The next morning Karen, Kathy and the young ones went to The Grove to shop and to see Chloe Kardashian. Neil, Cath and I travelled downtown again to tour the Kodak Theatre, and Lynne was unwell, so stayed home to rest. Our visit to the Kodak Theatre, the home of the Oscars, was good. We got to go into the VIP area, where there was a real Oscar on display. In the foyer, there was a table duplicating this year's post-Oscars Governer's Ball set up. This year's Governor's Ball theme was the 1930s, and the table setting was superbly elaborate. There were also pictures of past Governor's Ball ballroom arrangements, which were equally as impressive, and our guide said that nothing from the ballroom was re-used from one year to the next. They even put in false ceilings, walls and floors each year to suit their chosen theme. We're getting used to the fact that nothing is real in Hollywood! We also got to go into the theatre to see where everyone sits, i.e., stars, directors, producers, money people and members of the Academy. We got to see where the winners go after their time on stage. Immediately after receiving the award, the winner is instructed to sign a contract to say that will never sell their Oscar, and they are committed to meet the press immediately. I might even watch next year's Oscars to see how much of the surroundings I recognise.

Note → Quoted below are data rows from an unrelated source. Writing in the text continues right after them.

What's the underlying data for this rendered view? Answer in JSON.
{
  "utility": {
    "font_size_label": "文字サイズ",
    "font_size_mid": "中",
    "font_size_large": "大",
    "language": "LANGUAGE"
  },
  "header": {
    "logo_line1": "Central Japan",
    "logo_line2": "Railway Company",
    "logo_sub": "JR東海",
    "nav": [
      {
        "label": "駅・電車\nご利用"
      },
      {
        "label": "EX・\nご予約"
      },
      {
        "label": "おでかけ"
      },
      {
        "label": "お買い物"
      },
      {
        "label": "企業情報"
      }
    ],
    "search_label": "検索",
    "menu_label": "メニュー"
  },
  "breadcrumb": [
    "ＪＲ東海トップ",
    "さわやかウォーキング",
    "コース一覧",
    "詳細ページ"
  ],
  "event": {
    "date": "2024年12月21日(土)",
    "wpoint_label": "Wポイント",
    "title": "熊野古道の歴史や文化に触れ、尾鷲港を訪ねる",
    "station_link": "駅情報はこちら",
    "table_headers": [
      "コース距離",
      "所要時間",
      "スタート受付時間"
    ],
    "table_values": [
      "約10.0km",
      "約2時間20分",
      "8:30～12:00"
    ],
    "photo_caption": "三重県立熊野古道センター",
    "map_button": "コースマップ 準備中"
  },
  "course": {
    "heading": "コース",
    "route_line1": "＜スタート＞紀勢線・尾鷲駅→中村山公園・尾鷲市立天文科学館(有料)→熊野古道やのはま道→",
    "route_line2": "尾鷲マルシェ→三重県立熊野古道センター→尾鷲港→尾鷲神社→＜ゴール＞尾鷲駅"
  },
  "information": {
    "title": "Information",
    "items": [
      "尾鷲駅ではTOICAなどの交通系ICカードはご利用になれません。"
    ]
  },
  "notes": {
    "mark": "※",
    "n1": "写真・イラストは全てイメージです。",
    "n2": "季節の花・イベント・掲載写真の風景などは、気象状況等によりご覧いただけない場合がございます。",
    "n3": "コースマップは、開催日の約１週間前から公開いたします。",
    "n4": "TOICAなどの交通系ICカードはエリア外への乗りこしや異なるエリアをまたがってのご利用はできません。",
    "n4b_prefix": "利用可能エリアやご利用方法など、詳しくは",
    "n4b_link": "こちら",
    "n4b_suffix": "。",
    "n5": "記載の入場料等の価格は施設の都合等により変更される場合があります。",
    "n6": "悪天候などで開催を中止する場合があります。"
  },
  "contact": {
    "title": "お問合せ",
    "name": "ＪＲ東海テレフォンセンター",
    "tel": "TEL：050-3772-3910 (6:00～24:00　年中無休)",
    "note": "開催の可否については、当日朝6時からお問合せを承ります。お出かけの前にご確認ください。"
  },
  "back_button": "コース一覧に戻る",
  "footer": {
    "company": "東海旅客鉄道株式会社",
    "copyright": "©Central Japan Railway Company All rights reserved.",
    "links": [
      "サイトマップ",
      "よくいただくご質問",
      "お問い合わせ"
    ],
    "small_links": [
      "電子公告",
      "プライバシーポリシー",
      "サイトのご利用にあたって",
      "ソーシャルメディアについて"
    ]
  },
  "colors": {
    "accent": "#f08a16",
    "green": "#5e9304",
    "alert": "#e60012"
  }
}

As unlikely as it seems, Hollywood was hosting the Da Vinci Exhibition inside the Kodak Theatre building. It was a fascinating exhibition, which displayed working, small scale models of many of his inventions. For example, I did not know he invented the bicycle. There were also copies is his art, with explanations about the subjects, the history, the style, the materials and when they were painted. His body of work was amazing.

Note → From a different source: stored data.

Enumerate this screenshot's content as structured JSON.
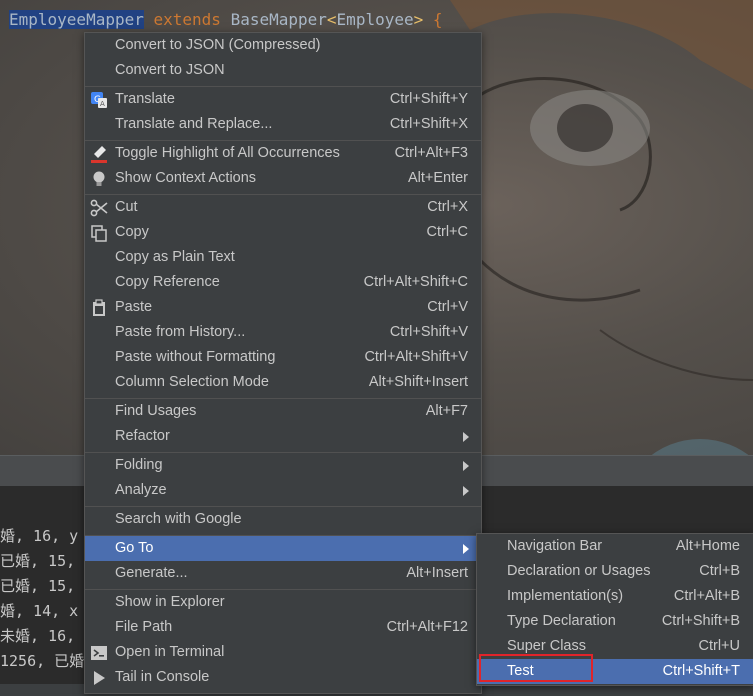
{
  "editor": {
    "class_name": "EmployeeMapper",
    "extends_kw": "extends",
    "base": "BaseMapper",
    "lt": "<",
    "generic_type": "Employee",
    "gt": ">",
    "brace": " {"
  },
  "console": {
    "lines": [
      "婚, 16, y",
      "已婚, 15,",
      "已婚, 15,",
      "婚, 14, x",
      "未婚, 16,",
      "1256, 已婚"
    ]
  },
  "main_menu": {
    "items": [
      {
        "label": "Convert to JSON (Compressed)",
        "shortcut": ""
      },
      {
        "label": "Convert to JSON",
        "shortcut": ""
      },
      {
        "label": "Translate",
        "shortcut": "Ctrl+Shift+Y",
        "icon": "google-translate-icon"
      },
      {
        "label": "Translate and Replace...",
        "shortcut": "Ctrl+Shift+X"
      },
      {
        "label": "Toggle Highlight of All Occurrences",
        "shortcut": "Ctrl+Alt+F3",
        "icon": "highlighter-icon"
      },
      {
        "label": "Show Context Actions",
        "shortcut": "Alt+Enter",
        "icon": "lightbulb-icon"
      },
      {
        "label": "Cut",
        "shortcut": "Ctrl+X",
        "icon": "scissors-icon"
      },
      {
        "label": "Copy",
        "shortcut": "Ctrl+C",
        "icon": "copy-icon"
      },
      {
        "label": "Copy as Plain Text",
        "shortcut": ""
      },
      {
        "label": "Copy Reference",
        "shortcut": "Ctrl+Alt+Shift+C"
      },
      {
        "label": "Paste",
        "shortcut": "Ctrl+V",
        "icon": "clipboard-icon"
      },
      {
        "label": "Paste from History...",
        "shortcut": "Ctrl+Shift+V"
      },
      {
        "label": "Paste without Formatting",
        "shortcut": "Ctrl+Alt+Shift+V"
      },
      {
        "label": "Column Selection Mode",
        "shortcut": "Alt+Shift+Insert"
      },
      {
        "label": "Find Usages",
        "shortcut": "Alt+F7"
      },
      {
        "label": "Refactor",
        "shortcut": ""
      },
      {
        "label": "Folding",
        "shortcut": ""
      },
      {
        "label": "Analyze",
        "shortcut": ""
      },
      {
        "label": "Search with Google",
        "shortcut": ""
      },
      {
        "label": "Go To",
        "shortcut": ""
      },
      {
        "label": "Generate...",
        "shortcut": "Alt+Insert"
      },
      {
        "label": "Show in Explorer",
        "shortcut": ""
      },
      {
        "label": "File Path",
        "shortcut": "Ctrl+Alt+F12"
      },
      {
        "label": "Open in Terminal",
        "shortcut": "",
        "icon": "terminal-icon"
      },
      {
        "label": "Tail in Console",
        "shortcut": "",
        "icon": "play-icon"
      }
    ]
  },
  "sub_menu": {
    "items": [
      {
        "label": "Navigation Bar",
        "shortcut": "Alt+Home"
      },
      {
        "label": "Declaration or Usages",
        "shortcut": "Ctrl+B"
      },
      {
        "label": "Implementation(s)",
        "shortcut": "Ctrl+Alt+B"
      },
      {
        "label": "Type Declaration",
        "shortcut": "Ctrl+Shift+B"
      },
      {
        "label": "Super Class",
        "shortcut": "Ctrl+U"
      },
      {
        "label": "Test",
        "shortcut": "Ctrl+Shift+T"
      }
    ]
  },
  "colors": {
    "menu_bg": "#3c3f41",
    "selection": "#4b6eaf",
    "highlight_box": "#e0242a",
    "keyword": "#cc7832",
    "generic": "#e8bf6a"
  }
}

We then headed home for some rest and to prepare our roast pork for our final dinner in Hollywood - it was delicious.
I can't say I loved Los Angeles or Hollywood. Hollywood is a brash place where you have to negotiate your way around spruikers and con people on the crowded streets. People here have less manners than San Francisco, and the streets are not as clean. I know I'm showing my age, but I think this place is more exciting to the younger crowd. Hollywood seemed to me to be more show than substance, and there was an air of desperation about the place. Nevertheless, I am glad to have seen it, and I'm glad I got to stay in a Hollywood mansion.